One of the widely circulated slogans during the revolution was John F. Kennedy’s ” “Those who make peaceful revolution impossible make violent revolution inevitable.” The Making of North Africa’s Intifadas by Laryssa Chomiak and John P. Entelis essentially makes this argument by comparing authoritarian structures in Algeria, Morocco and Tunisia, and arguing that Tunisia revolted because the government of Zine El Abidine Ben Ali was the most oppressive. Presumably the authors are only explaining part of the story of how the revolutionary “virus” (their term) got started; I’m not persuaded this argument holds up for Egypt and the Gulf states.

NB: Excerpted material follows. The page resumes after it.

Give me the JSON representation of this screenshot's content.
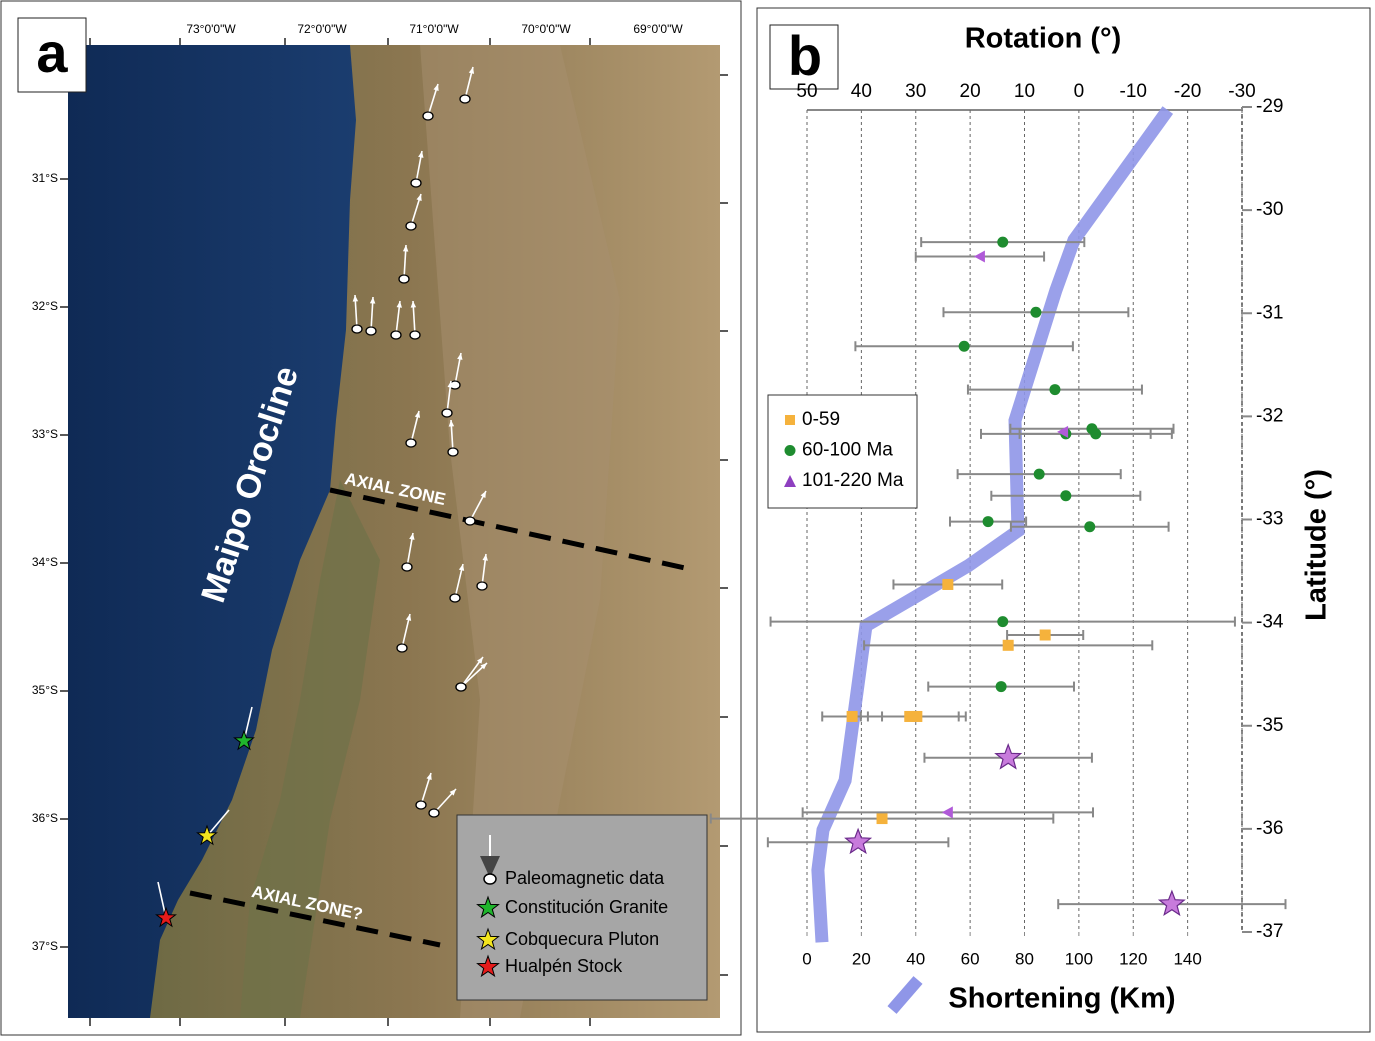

Another paper, Tunisia and Egypt.  Understanding the Political Economy of the Arab Revolts by Omar Dahi offers a crucial description of the economic underpinnings of the revolutions. Following the guidance of the neoliberal  “Washington consensus”, Egypt and Tunisia transformed their national development policies away from direct spending on the poor toward reforming the economy by reducing direct spending on the poor and creating more “market-friendly” environments. It’s the devastating consequences of these policies that pushed the populace into revolt, Dahi argues. (A similar argument by Walter Armbrust in Jabaliyya can be read here for free).

The spirit of Tahrir Square is explored in a nice little paper by Jessica Winegar entitled Taking Out the Trash.She follows the voluntary work crews cleaning up the square, and   explores the meanings of this simple act. On the one hand, cleaning up the trash is a literal enactment of the people taking care of the center of Cairo because they have reclaimed it, an act that can only be understood in the context of decades of indifference to dirt, litter and pollution by most Egyptians. But it is also symbolic of the growing sense that they are taking out the political trash that has polluted their country for so long.

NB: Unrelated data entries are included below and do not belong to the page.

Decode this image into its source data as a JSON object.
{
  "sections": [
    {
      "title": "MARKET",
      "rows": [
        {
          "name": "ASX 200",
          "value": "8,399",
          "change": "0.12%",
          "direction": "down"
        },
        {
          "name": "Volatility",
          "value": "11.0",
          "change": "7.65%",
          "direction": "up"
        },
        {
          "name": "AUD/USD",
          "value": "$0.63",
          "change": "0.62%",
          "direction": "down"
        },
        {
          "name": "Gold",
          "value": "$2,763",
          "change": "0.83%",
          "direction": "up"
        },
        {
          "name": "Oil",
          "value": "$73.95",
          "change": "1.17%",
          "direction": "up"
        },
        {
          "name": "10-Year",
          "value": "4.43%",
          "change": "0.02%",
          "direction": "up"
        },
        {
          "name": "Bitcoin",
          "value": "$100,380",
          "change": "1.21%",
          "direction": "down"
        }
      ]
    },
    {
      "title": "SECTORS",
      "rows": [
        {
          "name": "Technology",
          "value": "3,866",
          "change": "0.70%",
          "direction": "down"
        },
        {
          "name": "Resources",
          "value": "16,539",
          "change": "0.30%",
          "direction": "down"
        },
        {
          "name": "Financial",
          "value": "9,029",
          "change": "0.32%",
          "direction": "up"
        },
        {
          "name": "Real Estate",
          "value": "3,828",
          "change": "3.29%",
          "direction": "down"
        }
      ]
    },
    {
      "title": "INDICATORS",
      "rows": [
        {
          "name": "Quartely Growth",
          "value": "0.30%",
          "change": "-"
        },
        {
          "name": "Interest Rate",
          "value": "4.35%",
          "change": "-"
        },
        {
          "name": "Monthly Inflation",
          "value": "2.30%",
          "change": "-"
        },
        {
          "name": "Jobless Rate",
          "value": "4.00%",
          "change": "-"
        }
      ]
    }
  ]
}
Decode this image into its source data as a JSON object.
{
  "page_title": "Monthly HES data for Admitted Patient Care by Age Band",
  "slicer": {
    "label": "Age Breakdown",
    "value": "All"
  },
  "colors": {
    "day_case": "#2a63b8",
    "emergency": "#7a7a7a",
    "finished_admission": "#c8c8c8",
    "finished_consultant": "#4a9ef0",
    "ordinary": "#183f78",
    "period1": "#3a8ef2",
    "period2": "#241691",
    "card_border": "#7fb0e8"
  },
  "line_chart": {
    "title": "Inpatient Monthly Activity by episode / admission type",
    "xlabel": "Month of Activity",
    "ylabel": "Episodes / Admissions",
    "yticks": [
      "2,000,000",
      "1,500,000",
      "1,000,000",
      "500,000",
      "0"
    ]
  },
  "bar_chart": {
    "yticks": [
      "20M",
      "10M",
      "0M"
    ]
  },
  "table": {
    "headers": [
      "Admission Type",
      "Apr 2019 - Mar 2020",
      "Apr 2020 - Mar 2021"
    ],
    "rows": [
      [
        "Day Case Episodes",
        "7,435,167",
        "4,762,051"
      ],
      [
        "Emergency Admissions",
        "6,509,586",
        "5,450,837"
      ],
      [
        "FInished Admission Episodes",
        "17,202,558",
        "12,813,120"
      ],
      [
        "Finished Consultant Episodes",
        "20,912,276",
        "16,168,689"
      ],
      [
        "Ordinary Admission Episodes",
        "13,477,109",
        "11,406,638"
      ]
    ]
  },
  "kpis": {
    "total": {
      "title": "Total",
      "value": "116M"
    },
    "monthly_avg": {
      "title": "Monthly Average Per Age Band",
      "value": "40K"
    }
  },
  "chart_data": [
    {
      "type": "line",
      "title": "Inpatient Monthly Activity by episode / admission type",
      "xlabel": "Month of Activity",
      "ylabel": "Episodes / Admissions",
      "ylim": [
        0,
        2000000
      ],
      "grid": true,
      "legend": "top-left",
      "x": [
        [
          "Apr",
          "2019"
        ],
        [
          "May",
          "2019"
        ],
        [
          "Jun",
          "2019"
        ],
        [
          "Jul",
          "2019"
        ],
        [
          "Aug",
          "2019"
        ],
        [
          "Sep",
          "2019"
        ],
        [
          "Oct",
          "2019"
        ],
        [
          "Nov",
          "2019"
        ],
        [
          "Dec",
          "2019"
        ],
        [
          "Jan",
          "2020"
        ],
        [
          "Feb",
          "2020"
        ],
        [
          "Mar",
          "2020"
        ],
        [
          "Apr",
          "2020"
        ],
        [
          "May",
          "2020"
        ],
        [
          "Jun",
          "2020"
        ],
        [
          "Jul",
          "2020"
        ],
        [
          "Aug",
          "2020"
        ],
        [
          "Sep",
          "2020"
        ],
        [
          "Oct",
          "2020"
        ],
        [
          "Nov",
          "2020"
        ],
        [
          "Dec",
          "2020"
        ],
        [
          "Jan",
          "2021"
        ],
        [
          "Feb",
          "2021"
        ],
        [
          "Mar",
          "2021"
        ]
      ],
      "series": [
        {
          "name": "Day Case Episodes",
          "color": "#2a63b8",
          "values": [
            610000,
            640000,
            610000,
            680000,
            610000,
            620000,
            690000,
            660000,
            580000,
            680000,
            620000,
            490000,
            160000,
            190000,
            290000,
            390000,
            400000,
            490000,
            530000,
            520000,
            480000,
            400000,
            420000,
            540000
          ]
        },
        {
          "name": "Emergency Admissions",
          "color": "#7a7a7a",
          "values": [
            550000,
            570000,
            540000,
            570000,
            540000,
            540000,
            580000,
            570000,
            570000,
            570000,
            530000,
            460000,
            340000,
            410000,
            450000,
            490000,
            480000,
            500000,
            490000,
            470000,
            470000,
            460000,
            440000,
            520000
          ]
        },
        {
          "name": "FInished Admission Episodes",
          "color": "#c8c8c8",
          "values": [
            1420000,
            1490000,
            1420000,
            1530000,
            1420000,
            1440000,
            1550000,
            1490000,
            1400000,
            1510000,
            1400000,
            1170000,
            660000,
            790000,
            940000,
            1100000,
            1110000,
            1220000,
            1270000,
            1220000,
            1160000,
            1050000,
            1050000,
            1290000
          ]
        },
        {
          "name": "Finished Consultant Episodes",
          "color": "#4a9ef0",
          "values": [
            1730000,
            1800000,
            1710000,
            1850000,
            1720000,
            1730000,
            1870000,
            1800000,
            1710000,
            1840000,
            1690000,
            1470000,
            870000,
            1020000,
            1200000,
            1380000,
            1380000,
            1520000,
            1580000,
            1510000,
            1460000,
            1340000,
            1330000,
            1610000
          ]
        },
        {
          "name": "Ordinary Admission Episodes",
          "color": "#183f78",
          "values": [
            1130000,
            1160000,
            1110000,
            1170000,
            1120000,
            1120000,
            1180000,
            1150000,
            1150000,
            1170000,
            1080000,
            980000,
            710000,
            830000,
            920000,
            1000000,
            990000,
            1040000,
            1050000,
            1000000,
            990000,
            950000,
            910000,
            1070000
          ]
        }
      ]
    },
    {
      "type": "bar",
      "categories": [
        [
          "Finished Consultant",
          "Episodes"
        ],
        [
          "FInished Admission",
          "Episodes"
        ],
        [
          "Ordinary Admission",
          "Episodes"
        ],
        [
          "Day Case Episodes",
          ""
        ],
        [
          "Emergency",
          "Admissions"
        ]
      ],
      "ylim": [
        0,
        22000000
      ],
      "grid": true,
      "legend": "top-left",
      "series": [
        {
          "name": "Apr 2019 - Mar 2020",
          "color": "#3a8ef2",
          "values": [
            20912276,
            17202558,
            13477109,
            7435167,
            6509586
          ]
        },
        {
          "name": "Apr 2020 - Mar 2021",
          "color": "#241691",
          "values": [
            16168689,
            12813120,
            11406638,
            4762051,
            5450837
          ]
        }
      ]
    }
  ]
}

But the revolution spawned in those 18 days in Tahrir is not won by any means. One of the most memorable images in Tamer Shaaban’s viral video was of the apparently working class man on his way to Tahrir Square shouting that there was no work, no money to feed and clothe his children, no future for them in Egypt. The global media focused on cosmopolitan class–the Wael Ghoneims and Nadia Idles and Aalam Wassefs and Gigi Ibrahims and Mahmoud Salems–because they are articulate in English and have what appear to Western audiences as moderate, rational (Westernized) sensibilities. But the revolution was in a large part the creation of working class people desperate for economic change. In Striking Back at Egyptian Workers, Hesham Sallam argues that Egyptian elites have rallied to emphasize political reform but blunt the social justice demands of the revolution. This article is offered free on-line.

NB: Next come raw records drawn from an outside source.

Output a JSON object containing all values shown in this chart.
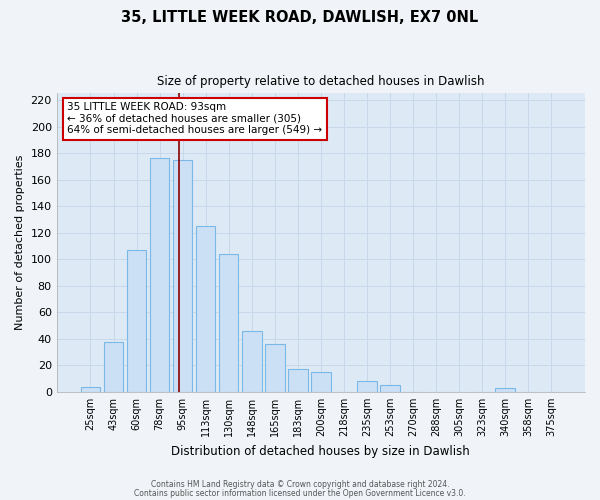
{
  "title": "35, LITTLE WEEK ROAD, DAWLISH, EX7 0NL",
  "subtitle": "Size of property relative to detached houses in Dawlish",
  "xlabel": "Distribution of detached houses by size in Dawlish",
  "ylabel": "Number of detached properties",
  "bar_labels": [
    "25sqm",
    "43sqm",
    "60sqm",
    "78sqm",
    "95sqm",
    "113sqm",
    "130sqm",
    "148sqm",
    "165sqm",
    "183sqm",
    "200sqm",
    "218sqm",
    "235sqm",
    "253sqm",
    "270sqm",
    "288sqm",
    "305sqm",
    "323sqm",
    "340sqm",
    "358sqm",
    "375sqm"
  ],
  "bar_values": [
    4,
    38,
    107,
    176,
    175,
    125,
    104,
    46,
    36,
    17,
    15,
    0,
    8,
    5,
    0,
    0,
    0,
    0,
    3,
    0,
    0
  ],
  "bar_color": "#cce0f5",
  "bar_edge_color": "#7ab8e8",
  "ylim": [
    0,
    225
  ],
  "yticks": [
    0,
    20,
    40,
    60,
    80,
    100,
    120,
    140,
    160,
    180,
    200,
    220
  ],
  "vline_x": 3.85,
  "annotation_title": "35 LITTLE WEEK ROAD: 93sqm",
  "annotation_line1": "← 36% of detached houses are smaller (305)",
  "annotation_line2": "64% of semi-detached houses are larger (549) →",
  "footer1": "Contains HM Land Registry data © Crown copyright and database right 2024.",
  "footer2": "Contains public sector information licensed under the Open Government Licence v3.0.",
  "grid_color": "#c8d8ea",
  "background_color": "#ddeaf5",
  "fig_bg_color": "#f0f4f8"
}
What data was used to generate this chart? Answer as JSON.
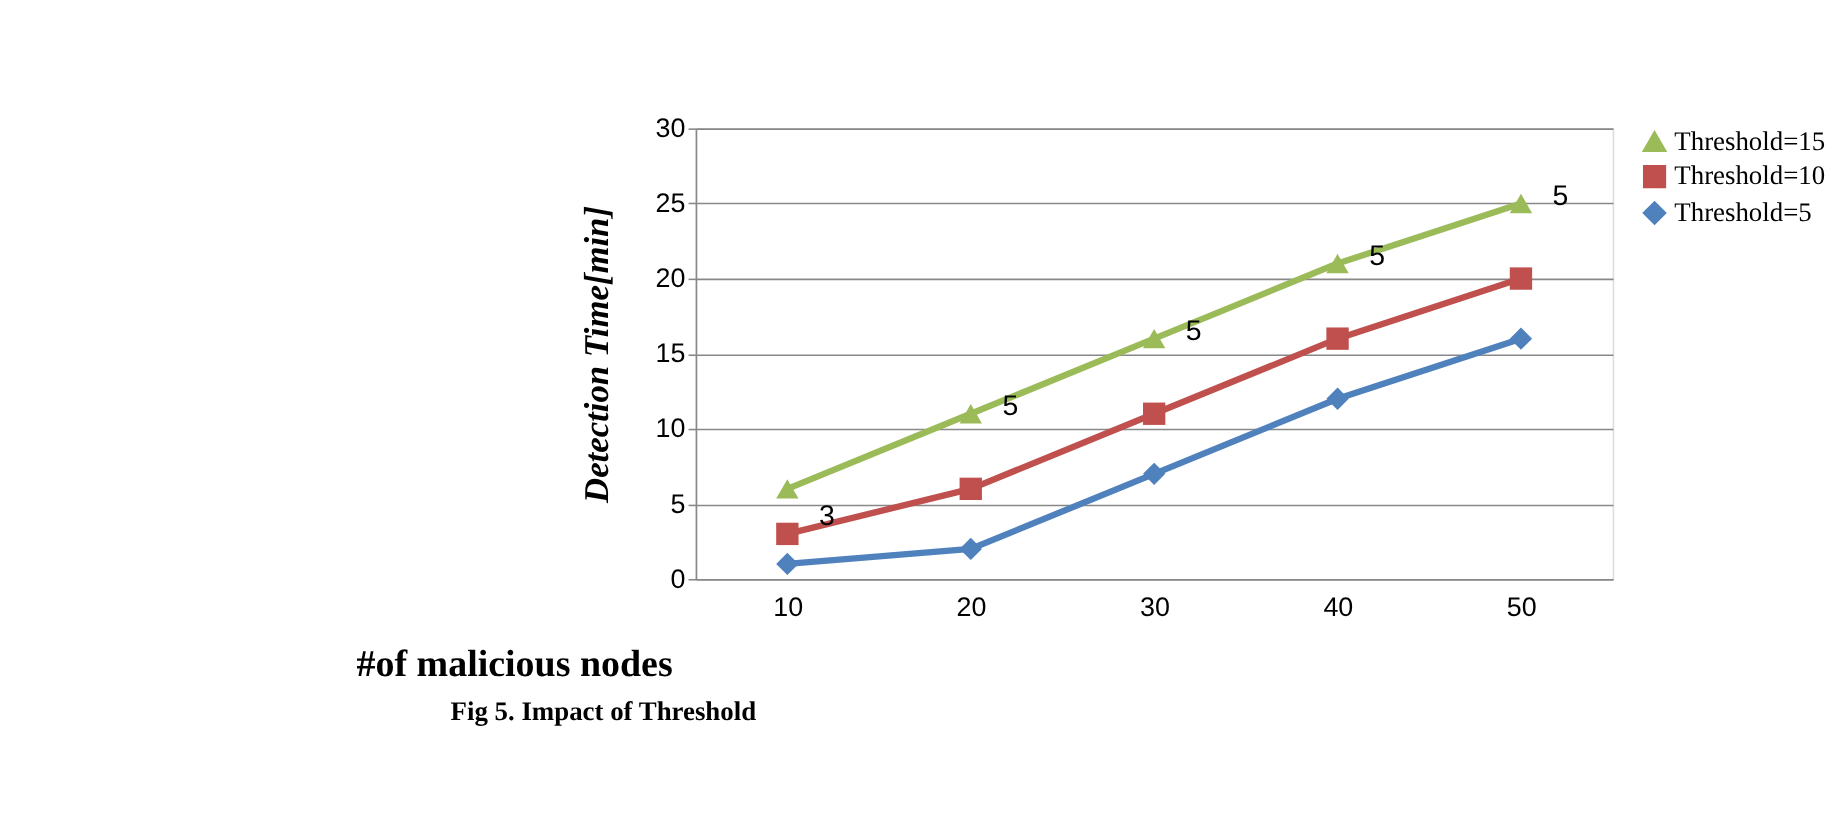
{
  "chart_data": {
    "type": "line",
    "title": "Fig 5. Impact of Threshold",
    "xlabel": "#of malicious nodes",
    "ylabel": "Detection Time[min]",
    "categories": [
      "10",
      "20",
      "30",
      "40",
      "50"
    ],
    "series": [
      {
        "name": "Threshold=15",
        "color": "#9bbb59",
        "marker": "triangle",
        "values": [
          6,
          11,
          16,
          21,
          25
        ]
      },
      {
        "name": "Threshold=10",
        "color": "#c0504d",
        "marker": "square",
        "values": [
          3,
          6,
          11,
          16,
          20
        ]
      },
      {
        "name": "Threshold=5",
        "color": "#4f81bd",
        "marker": "diamond",
        "values": [
          1,
          2,
          7,
          12,
          16
        ]
      }
    ],
    "annotations": [
      {
        "text": "3",
        "x": "10",
        "y": 3.7
      },
      {
        "text": "5",
        "x": "20",
        "y": 11
      },
      {
        "text": "5",
        "x": "30",
        "y": 16
      },
      {
        "text": "5",
        "x": "40",
        "y": 21
      },
      {
        "text": "5",
        "x": "50",
        "y": 25
      }
    ],
    "ylim": [
      0,
      30
    ],
    "yticks": [
      0,
      5,
      10,
      15,
      20,
      25,
      30
    ],
    "grid": "y",
    "legend": "right",
    "line_style": "solid"
  }
}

Another powerful symbol of the uprising that seems to be at risk in the emergent new Egypt is that of Muslims and Christians working, praying and struggling together for a better future. In Sectarianism and Its Discontents in Post-Mubarak Egypt, Mariz Tadros documents the rash of anti-Christian violence in the country after Mubarak’s downfall and describes five distinct positions people are taking toward the sectarianism, and speculates on what these narratives mean for the future.

Middle East Report offers interdisciplinary analysis of the Middle East, focusing on political economy, popular struggles and foreign policy. It has been published by the Middle East Research and Information Project (MERIP) since 1971.  They also publish a free on-line selection of articles as the Middle East Report Online.